To that respect, the influence of a Dutch ‘No’ is probably very limited, as the Dutch government does not have to take over the outcome of the referendum. When more than 30% of the voters show up, the government must only reconsider the treaty.

Nevertheless, the Dutch voter ‘must understand that this question superseeds the Dutch interest’, according to Juncker. He calls the Dutch voter "to act like a European strategist", on April 6.  

Juncker might have a point with his request to not treat the referendum on the agreement as a referendum upon Europe. Too many of the statements coming from GeenPeil seem indeed to point in that direction:

When you look at the development of the Greek crisis, the inconsiderate Dutch money transfers to Europe of billions of Euros in after-taxes and the unrestrained hunger for expansion of the EU, than the question rises: how much influence has the voter left upon the democracy? How far may politicians go in stretching their mandates to do things at will?!

This snippet alone shows a combination of classic fearmongering and spreading doubt about the honourable intentions of the EU leaders.

On the other hand: Juncker’s threat that this referendum may lead to a continental crisis within the EU is also widely exaggerated and – consequently  classic fear mongering. Even the concept that Putin will be smiling by the prospect of having an easy victory, seems a little bit over the top, for the simple fact that Putin could not care less probably.

In my opinion ‘the only thing that the European Union has to fear, is the European Union itself’. At this moment, the current European Union and its current leaders are their own worst enemies.

So many Dutch and European citizens are completely fed up with the lackluster, totally uninspired and utterly bureaucratic modus operandi of the EU itself. There is no basic unity between the member states of the EU, there are no fresh ideas, no dots at the horizon and no feeling that things will be better soon, when we look at our European leaders. 

Nowadays Europe seems to consist of managers and does not have genuine leaders. From the best thing that could have happened to Europe [my own opinion – EL] after the 2nd World War, the Union has degenerated to a bureaucratic extravaganza for job hunters, third grade career politicians and mindless apparatchiks.

The best crafted product ever is currently advertized by the poorest marketing department of all times; irrespective of those marketeers being national or pan-European politicians.

European people want to have answers to their questions and people, with their own hopes and fears, want to have a safe beacon to rely on. European citizens also want to be inspired by truly great politicians, in my humble opinion, where we seemed to have so many of in the second half of the Twentieth Century.
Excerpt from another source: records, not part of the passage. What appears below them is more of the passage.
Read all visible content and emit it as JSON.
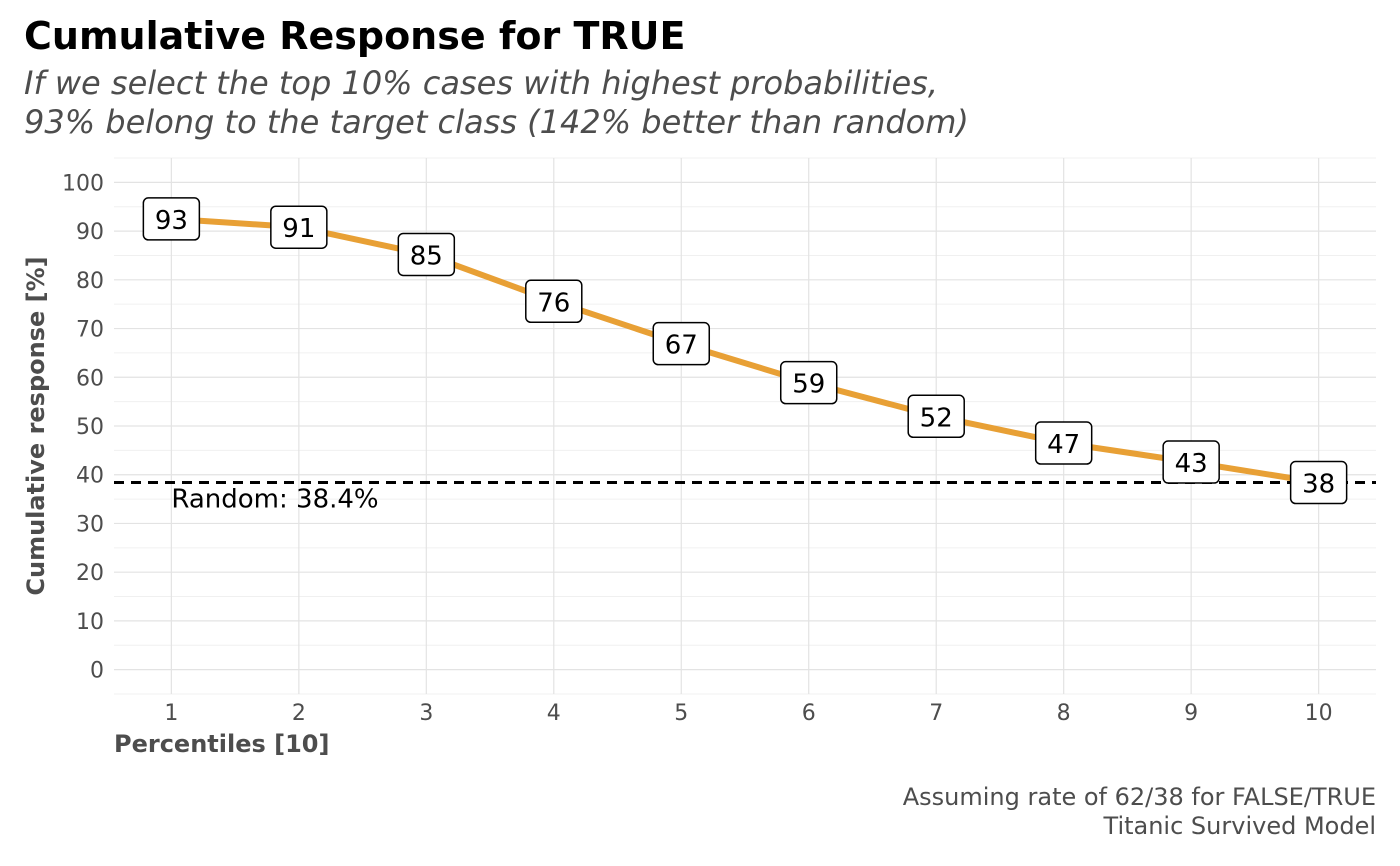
{
  "title": "Cumulative Response for TRUE",
  "subtitle_lines": [
    "If we select the top 10% cases with highest probabilities,",
    "93% belong to the target class (142% better than random)"
  ],
  "caption_lines": [
    "Assuming rate of 62/38 for FALSE/TRUE",
    "Titanic Survived Model"
  ],
  "chart_data": {
    "type": "line",
    "xlabel": "Percentiles [10]",
    "ylabel": "Cumulative response [%]",
    "x": [
      1,
      2,
      3,
      4,
      5,
      6,
      7,
      8,
      9,
      10
    ],
    "series": [
      {
        "values": [
          92.5,
          90.8,
          85.2,
          75.6,
          66.9,
          58.9,
          52.0,
          46.5,
          42.6,
          38.4
        ],
        "labels": [
          "93",
          "91",
          "85",
          "76",
          "67",
          "59",
          "52",
          "47",
          "43",
          "38"
        ],
        "color": "#E8A035"
      }
    ],
    "x_ticks": [
      1,
      2,
      3,
      4,
      5,
      6,
      7,
      8,
      9,
      10
    ],
    "y_ticks": [
      0,
      10,
      20,
      30,
      40,
      50,
      60,
      70,
      80,
      90,
      100
    ],
    "xlim": [
      0.55,
      10.45
    ],
    "ylim": [
      -5,
      105
    ],
    "reference_line": {
      "value": 38.4,
      "label": "Random: 38.4%",
      "color": "#000000",
      "style": "dashed"
    },
    "grid": true,
    "legend": "none"
  }
}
Not that these politicians were flawless, uncorruptable and/or always right: far from that. Some of them have even made grave mistakes and left their country in a worse shape than when they arrived.

Yet, when I think about Helmut Schmidt, Helmut Kohl, Margaret Thatcher, Valerie Giscard-d’Estaing, François Mitterand, Giulio Andreotti and for The Netherlands Wim Kok, Ruud Lubbers and Joop den Uyl, it seems that these guys and lady were all about inspiration and about having a story to tell to the people. 

It seems that Europe and the EU nations could use a few of such politicians very badly.